L’hypothèse parfois évoquée d’un « jeu khouzistanais » anglo-saxon sur fond de crise nucléaire avec l’Iran :
Une partie de l’oléoduc qui relie la ville d’Abadan à Ahwaz a pris feu le 19 mars dernier et les services d’extinction d’incendies ont dû œuvrer presque neuf heures avant de pouvoir l’éteindre. Ce type d’accident est peut-être à rapprocher d’un autre incendie d’origine non identifiée qui avait partiellement détruit, le 19 février précédant, la raffinerie de Téhéran, malgré l’existence d’un système anti-incendie. Selon les autorités, cet incendie aurait été dû à une fuite dans des colonnes de fractionnement. Mais il pourrait également avoir une origine criminelle.

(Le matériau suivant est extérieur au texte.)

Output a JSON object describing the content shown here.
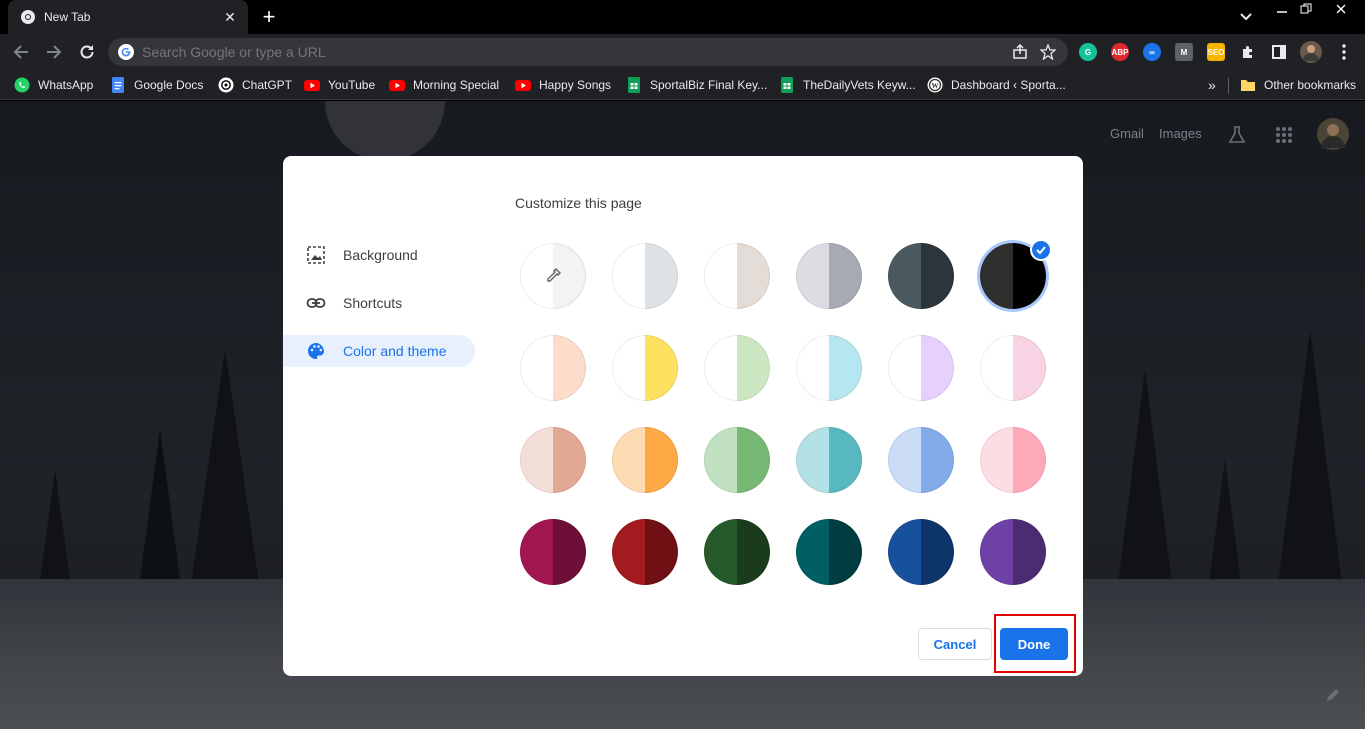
{
  "browser": {
    "tab": {
      "title": "New Tab",
      "close_glyph": "✕"
    },
    "new_tab_glyph": "+",
    "omnibox": {
      "placeholder": "Search Google or type a URL"
    },
    "extensions": [
      {
        "name": "grammarly-icon",
        "label": "G",
        "color": "#15c39a"
      },
      {
        "name": "adblock-plus-icon",
        "label": "ABP",
        "color": "#e0262f"
      },
      {
        "name": "infinity-extension-icon",
        "label": "∞",
        "color": "#1a73e8"
      },
      {
        "name": "m-extension-icon",
        "label": "M",
        "color": "#5f6368"
      },
      {
        "name": "seo-extension-icon",
        "label": "SEO",
        "color": "#f4b400"
      }
    ]
  },
  "bookmarks": {
    "items": [
      {
        "label": "WhatsApp",
        "icon": "whatsapp-icon",
        "color": "#25d366"
      },
      {
        "label": "Google Docs",
        "icon": "google-docs-icon",
        "color": "#4285f4"
      },
      {
        "label": "ChatGPT",
        "icon": "chatgpt-icon",
        "color": "#ffffff"
      },
      {
        "label": "YouTube",
        "icon": "youtube-icon",
        "color": "#ff0000"
      },
      {
        "label": "Morning Special",
        "icon": "youtube-icon",
        "color": "#ff0000"
      },
      {
        "label": "Happy Songs",
        "icon": "youtube-icon",
        "color": "#ff0000"
      },
      {
        "label": "SportalBiz Final Key...",
        "icon": "google-sheets-icon",
        "color": "#0f9d58"
      },
      {
        "label": "TheDailyVets Keyw...",
        "icon": "google-sheets-icon",
        "color": "#0f9d58"
      },
      {
        "label": "Dashboard ‹ Sporta...",
        "icon": "wordpress-icon",
        "color": "#ffffff"
      }
    ],
    "overflow_glyph": "»",
    "other": "Other bookmarks"
  },
  "ntp": {
    "gmail": "Gmail",
    "images": "Images"
  },
  "dialog": {
    "title": "Customize this page",
    "menu": [
      {
        "label": "Background",
        "icon": "background-image-icon"
      },
      {
        "label": "Shortcuts",
        "icon": "link-icon"
      },
      {
        "label": "Color and theme",
        "icon": "palette-icon"
      }
    ],
    "active_menu": "Color and theme",
    "swatches": [
      [
        "custom-picker",
        "#e3e3e3"
      ],
      [
        "#ffffff",
        "#dee1e6"
      ],
      [
        "#ffffff",
        "#e3dcd7"
      ],
      [
        "#dcdde2",
        "#a7aab2"
      ],
      [
        "#4a5860",
        "#2c353b"
      ],
      [
        "#2f2f2f",
        "#000000"
      ],
      [
        "#ffffff",
        "#fcdccb"
      ],
      [
        "#ffffff",
        "#fde15e"
      ],
      [
        "#ffffff",
        "#cde7c3"
      ],
      [
        "#ffffff",
        "#b6e6f0"
      ],
      [
        "#ffffff",
        "#e6d0fc"
      ],
      [
        "#ffffff",
        "#f7d3e3"
      ],
      [
        "#f3ded8",
        "#e1a894"
      ],
      [
        "#fddcb4",
        "#fda945"
      ],
      [
        "#c2e1c0",
        "#77b874"
      ],
      [
        "#b3e1e5",
        "#58b8bf"
      ],
      [
        "#cbdcf6",
        "#83abe9"
      ],
      [
        "#fcdde3",
        "#fda9b7"
      ],
      [
        "#a01650",
        "#6e0f38"
      ],
      [
        "#a31b1e",
        "#6f1114"
      ],
      [
        "#265a2a",
        "#1a3c1c"
      ],
      [
        "#005f63",
        "#003c40"
      ],
      [
        "#17519c",
        "#0d356a"
      ],
      [
        "#6f41a6",
        "#4b2c71"
      ]
    ],
    "selected_swatch": 5,
    "cancel_label": "Cancel",
    "done_label": "Done"
  }
}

L’objectif des saboteurs consisterait peut-être à hypothéquer la production d’essence en Iran. En cas de sanctions votées par le Conseil de Sécurité de l’ONU, cela serait particulièrement problématique pour l’approvisionnement du pays qui importe au moins 40 % de son essence. Cela le deviendrait plus encore pour Téhéran si l’armée iranienne devait affronter une opération militaire américaine d’envergure. La clé de la situation géopolitique résiderait précisément dans le sud-ouest de l’Iran, au Khouzistan, principale province pétrolière du pays, et donc « Talon d’Achille » de l’Iran du fait de sa population certes majoritairement chiite sur le plan confessionnel, mais ethniquement arabe, une province qui peut être à bien des égards considérée comme un « Koweït intérieur ». D’aucuns ont été amenés à parler d’un « jeu khouzistanais » qui consisterait pour les forces anglo-saxonnes présentes en Irak à apporter un soutien aux indépendantistes arabophones pour transformer, à terme, le Khouzistan en un protectorat autonome d’Arabistan ou d’Ahwaz afin de prendre le contrôle de la zone pétrolière susceptible de devenir, à terme, une hypothétique république démocratique d’Ahwaz.
[1] Cf. DEBKA-Net-Weekly 204, “the Khuzestan Front’s No. 2 leader Said Taher Naamahad paid a secret visit to the White House”, May 6, 2005.
[2] Cf. Zoltan Grossman, « Khuzestan : The First Front in the War on Iran ? », Evergreen State College in Olympia, Washington, 7 novembre 2005.